Whether dressing for the workplace, school or for a day around downtown Kent, the outfit you choose from your closet may be affecting the way people assess you, according to recent studies completed by Harvard University Business School students.
Veering away from the “normal fashion” trend is indicated to increase the level of respect and perceived status from peers, according to studies conducted by Harvard, Columbia and American University. Researchers speculated fashion and respect are closely tied and conducted a series of studies to follow.
“Being a professor, it is certainly beneficial to be respected by students — after all, it is more likely for them to remember what professors teach if they consider them to be influential and to have status in their respective fields,” says Francesca Gino, a behavioral scientist and professor at Harvard Business School. “So, to enhance my status in their eyes, I often dress down in nonconforming ways. I once taught a 90-minute executive education class at Harvard Business School wearing a pair of (nonconforming) red Converse sneakers…and a suit.”

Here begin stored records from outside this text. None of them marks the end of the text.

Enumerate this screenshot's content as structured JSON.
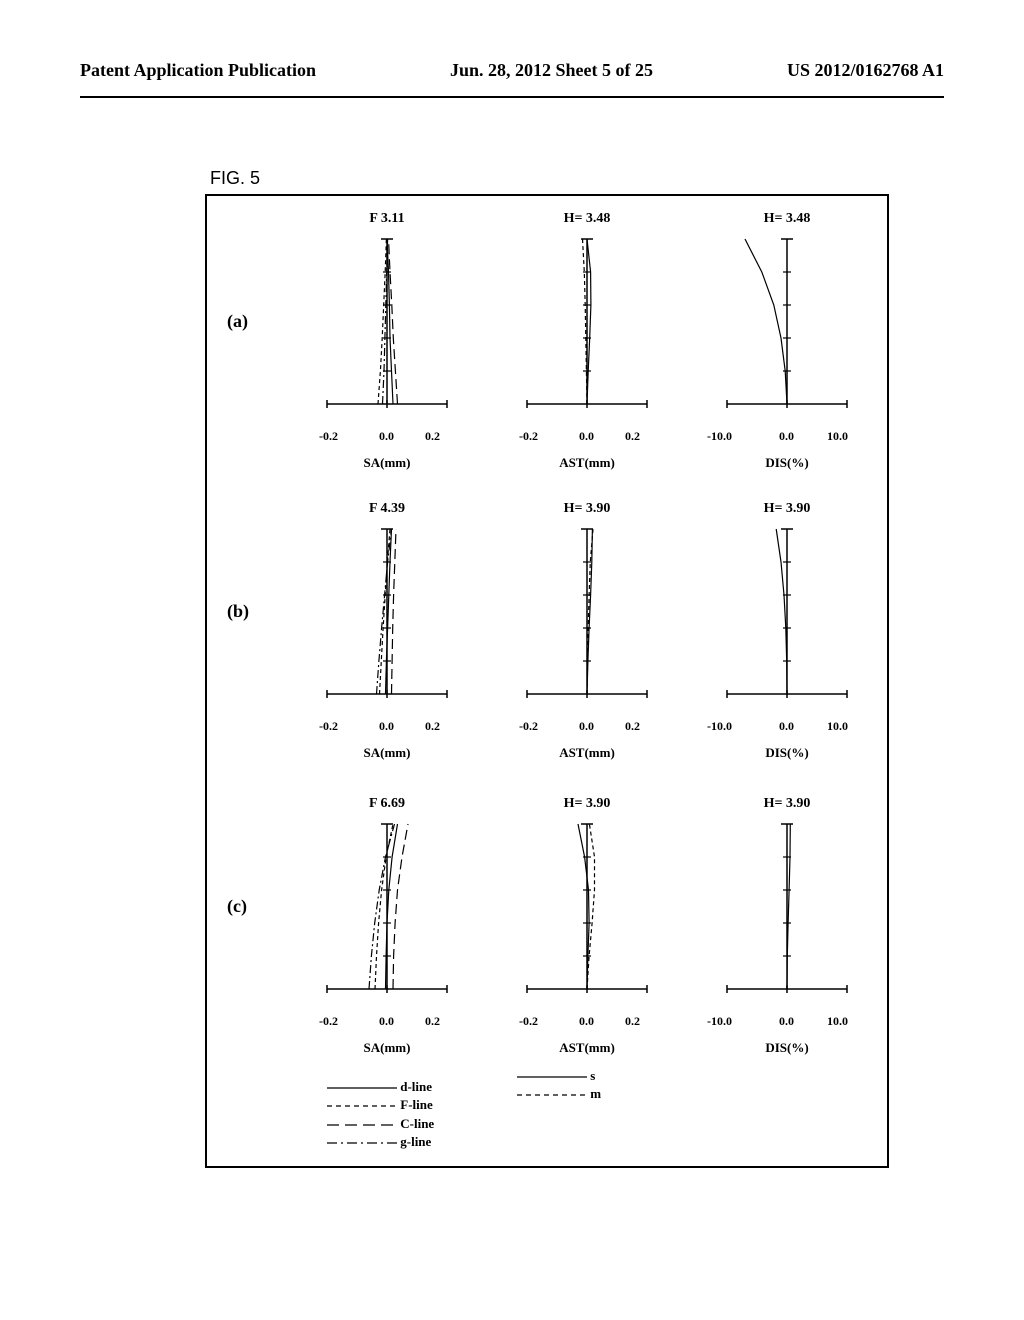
{
  "header": {
    "left": "Patent Application Publication",
    "center": "Jun. 28, 2012  Sheet 5 of 25",
    "right": "US 2012/0162768 A1"
  },
  "figure_label": "FIG. 5",
  "rows": [
    {
      "label": "(a)",
      "sa_title": "F 3.11",
      "ast_title": "H= 3.48",
      "dis_title": "H= 3.48"
    },
    {
      "label": "(b)",
      "sa_title": "F 4.39",
      "ast_title": "H= 3.90",
      "dis_title": "H= 3.90"
    },
    {
      "label": "(c)",
      "sa_title": "F 6.69",
      "ast_title": "H= 3.90",
      "dis_title": "H= 3.90"
    }
  ],
  "sa_chart": {
    "type": "aberration-plot",
    "axis_label": "SA(mm)",
    "xticks": [
      "-0.2",
      "0.0",
      "0.2"
    ],
    "xlim": [
      -0.2,
      0.2
    ],
    "y_range": [
      0,
      1
    ],
    "colors": {
      "dline": "#000000",
      "fline": "#000000",
      "cline": "#000000",
      "gline": "#000000"
    },
    "line_styles": {
      "dline": "solid",
      "fline": "short-dash",
      "cline": "long-dash",
      "gline": "dash-dot"
    },
    "data": {
      "a": {
        "dline": [
          [
            0.02,
            0
          ],
          [
            0.015,
            0.2
          ],
          [
            0.01,
            0.4
          ],
          [
            0.008,
            0.6
          ],
          [
            0.005,
            0.8
          ],
          [
            0.0,
            1.0
          ]
        ],
        "fline": [
          [
            -0.03,
            0
          ],
          [
            -0.022,
            0.2
          ],
          [
            -0.016,
            0.4
          ],
          [
            -0.011,
            0.6
          ],
          [
            -0.006,
            0.8
          ],
          [
            -0.002,
            1.0
          ]
        ],
        "cline": [
          [
            0.035,
            0
          ],
          [
            0.028,
            0.2
          ],
          [
            0.021,
            0.4
          ],
          [
            0.016,
            0.6
          ],
          [
            0.01,
            0.8
          ],
          [
            0.005,
            1.0
          ]
        ],
        "gline": [
          [
            -0.015,
            0
          ],
          [
            -0.01,
            0.2
          ],
          [
            -0.007,
            0.4
          ],
          [
            -0.004,
            0.6
          ],
          [
            -0.001,
            0.8
          ],
          [
            0.002,
            1.0
          ]
        ]
      },
      "b": {
        "dline": [
          [
            -0.005,
            0
          ],
          [
            -0.002,
            0.2
          ],
          [
            0.002,
            0.4
          ],
          [
            0.006,
            0.6
          ],
          [
            0.01,
            0.8
          ],
          [
            0.015,
            1.0
          ]
        ],
        "fline": [
          [
            -0.025,
            0
          ],
          [
            -0.019,
            0.2
          ],
          [
            -0.013,
            0.4
          ],
          [
            -0.006,
            0.6
          ],
          [
            0.001,
            0.8
          ],
          [
            0.01,
            1.0
          ]
        ],
        "cline": [
          [
            0.015,
            0
          ],
          [
            0.017,
            0.2
          ],
          [
            0.019,
            0.4
          ],
          [
            0.022,
            0.6
          ],
          [
            0.026,
            0.8
          ],
          [
            0.03,
            1.0
          ]
        ],
        "gline": [
          [
            -0.035,
            0
          ],
          [
            -0.027,
            0.2
          ],
          [
            -0.018,
            0.4
          ],
          [
            -0.008,
            0.6
          ],
          [
            0.002,
            0.8
          ],
          [
            0.015,
            1.0
          ]
        ]
      },
      "c": {
        "dline": [
          [
            -0.005,
            0
          ],
          [
            -0.003,
            0.2
          ],
          [
            0.0,
            0.4
          ],
          [
            0.006,
            0.6
          ],
          [
            0.017,
            0.8
          ],
          [
            0.035,
            1.0
          ]
        ],
        "fline": [
          [
            -0.04,
            0
          ],
          [
            -0.035,
            0.2
          ],
          [
            -0.028,
            0.4
          ],
          [
            -0.018,
            0.6
          ],
          [
            -0.003,
            0.8
          ],
          [
            0.02,
            1.0
          ]
        ],
        "cline": [
          [
            0.02,
            0
          ],
          [
            0.022,
            0.2
          ],
          [
            0.027,
            0.4
          ],
          [
            0.035,
            0.6
          ],
          [
            0.05,
            0.8
          ],
          [
            0.07,
            1.0
          ]
        ],
        "gline": [
          [
            -0.06,
            0
          ],
          [
            -0.052,
            0.2
          ],
          [
            -0.041,
            0.4
          ],
          [
            -0.026,
            0.6
          ],
          [
            -0.005,
            0.8
          ],
          [
            0.025,
            1.0
          ]
        ]
      }
    }
  },
  "ast_chart": {
    "type": "aberration-plot",
    "axis_label": "AST(mm)",
    "xticks": [
      "-0.2",
      "0.0",
      "0.2"
    ],
    "xlim": [
      -0.2,
      0.2
    ],
    "line_styles": {
      "s": "solid",
      "m": "short-dash"
    },
    "data": {
      "a": {
        "s": [
          [
            0.0,
            0
          ],
          [
            0.004,
            0.2
          ],
          [
            0.009,
            0.4
          ],
          [
            0.013,
            0.6
          ],
          [
            0.012,
            0.8
          ],
          [
            0.0,
            1.0
          ]
        ],
        "m": [
          [
            0.0,
            0
          ],
          [
            -0.002,
            0.2
          ],
          [
            -0.004,
            0.4
          ],
          [
            -0.006,
            0.6
          ],
          [
            -0.009,
            0.8
          ],
          [
            -0.015,
            1.0
          ]
        ]
      },
      "b": {
        "s": [
          [
            0.0,
            0
          ],
          [
            0.003,
            0.2
          ],
          [
            0.007,
            0.4
          ],
          [
            0.012,
            0.6
          ],
          [
            0.016,
            0.8
          ],
          [
            0.018,
            1.0
          ]
        ],
        "m": [
          [
            0.0,
            0
          ],
          [
            0.002,
            0.2
          ],
          [
            0.004,
            0.4
          ],
          [
            0.007,
            0.6
          ],
          [
            0.011,
            0.8
          ],
          [
            0.02,
            1.0
          ]
        ]
      },
      "c": {
        "s": [
          [
            0.0,
            0
          ],
          [
            0.003,
            0.2
          ],
          [
            0.007,
            0.4
          ],
          [
            0.005,
            0.6
          ],
          [
            -0.008,
            0.8
          ],
          [
            -0.03,
            1.0
          ]
        ],
        "m": [
          [
            0.0,
            0
          ],
          [
            0.007,
            0.2
          ],
          [
            0.017,
            0.4
          ],
          [
            0.025,
            0.6
          ],
          [
            0.025,
            0.8
          ],
          [
            0.008,
            1.0
          ]
        ]
      }
    }
  },
  "dis_chart": {
    "type": "aberration-plot",
    "axis_label": "DIS(%)",
    "xticks": [
      "-10.0",
      "0.0",
      "10.0"
    ],
    "xlim": [
      -10,
      10
    ],
    "line_styles": {
      "d": "solid"
    },
    "data": {
      "a": {
        "d": [
          [
            0,
            0
          ],
          [
            -0.3,
            0.2
          ],
          [
            -1.0,
            0.4
          ],
          [
            -2.2,
            0.6
          ],
          [
            -4.2,
            0.8
          ],
          [
            -7.0,
            1.0
          ]
        ]
      },
      "b": {
        "d": [
          [
            0,
            0
          ],
          [
            -0.05,
            0.2
          ],
          [
            -0.2,
            0.4
          ],
          [
            -0.5,
            0.6
          ],
          [
            -1.0,
            0.8
          ],
          [
            -1.8,
            1.0
          ]
        ]
      },
      "c": {
        "d": [
          [
            0,
            0
          ],
          [
            0.05,
            0.2
          ],
          [
            0.18,
            0.4
          ],
          [
            0.35,
            0.6
          ],
          [
            0.5,
            0.8
          ],
          [
            0.55,
            1.0
          ]
        ]
      }
    }
  },
  "legend_sa": [
    {
      "label": "d-line",
      "style": "solid"
    },
    {
      "label": "F-line",
      "style": "short-dash"
    },
    {
      "label": "C-line",
      "style": "long-dash"
    },
    {
      "label": "g-line",
      "style": "dash-dot"
    }
  ],
  "legend_ast": [
    {
      "label": "s",
      "style": "solid"
    },
    {
      "label": "m",
      "style": "short-dash"
    }
  ],
  "styling": {
    "background_color": "#ffffff",
    "axis_color": "#000000",
    "line_width": 1.2,
    "title_fontsize": 14,
    "axis_label_fontsize": 13,
    "tick_fontsize": 12
  }
}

The “Red Sneakers Effect” was coined by Gino, based off of a collection of observations and feedback from students on the non traditional choice work attire. Gino later contributed the findings to the full study completed by additional authors Silvia Bellezza and Anat Keinan.
Doctoral student Silvia Bellezza set to Milan to complete her study on the effects of clothing and the associated perceptions of others that follow. Feedback from local designer shop owners reveals shoppers dressed in casual gym attire are seemingly more likely to make a purchase, based on their confidence to step into a luxury brand boutique without portraying the need to prove wealth by shopping in expensive designer apparel.
In correspondence with the recent findings, confidence is a key component in fashion and how people perceive you. Additional student-conducted studies in the Boston community conclude a direct correlation between non traditional fashion and confidence in an individual.
Facebook CEO Mark Zuckerberg is notoriously seen sporting a simple T-shirt or solid grey sweatshirt, whether he is inside his California office space or making a public appearance. In a nutshell, the Red Sneakers Effect encompasses the main idea of inferring status based on nontraditional fashion choices. While conformity generally holds an intention to gain approval, evidence shows otherwise as the “Red Sneakers Effect” is the fashion way of the future as successful industry workers such as Zuckerberg and Gaga demonstrate.
“This research indicates that Western cultures tend to embrace individualism,” Silvia Bellezza, researcher of the so-called “Red Sneakers Effect,” states in Journal of Consumer Research. “Individualists construe themselves as independent and unique, and they value characteristics that distinguish themselves from other members of the group.”
While the studies do not recommend arriving at a professional job interview wearing a sweat suit, mixing in an unusual fashion choice throughout the week can exude a unique sense of influence and confidence.
The newfound fashion trend has less emphasis on the range of simplicity or cost of the outfit and more emphasis on originality. Conformity is a way of the past, and 2018 is all about being different.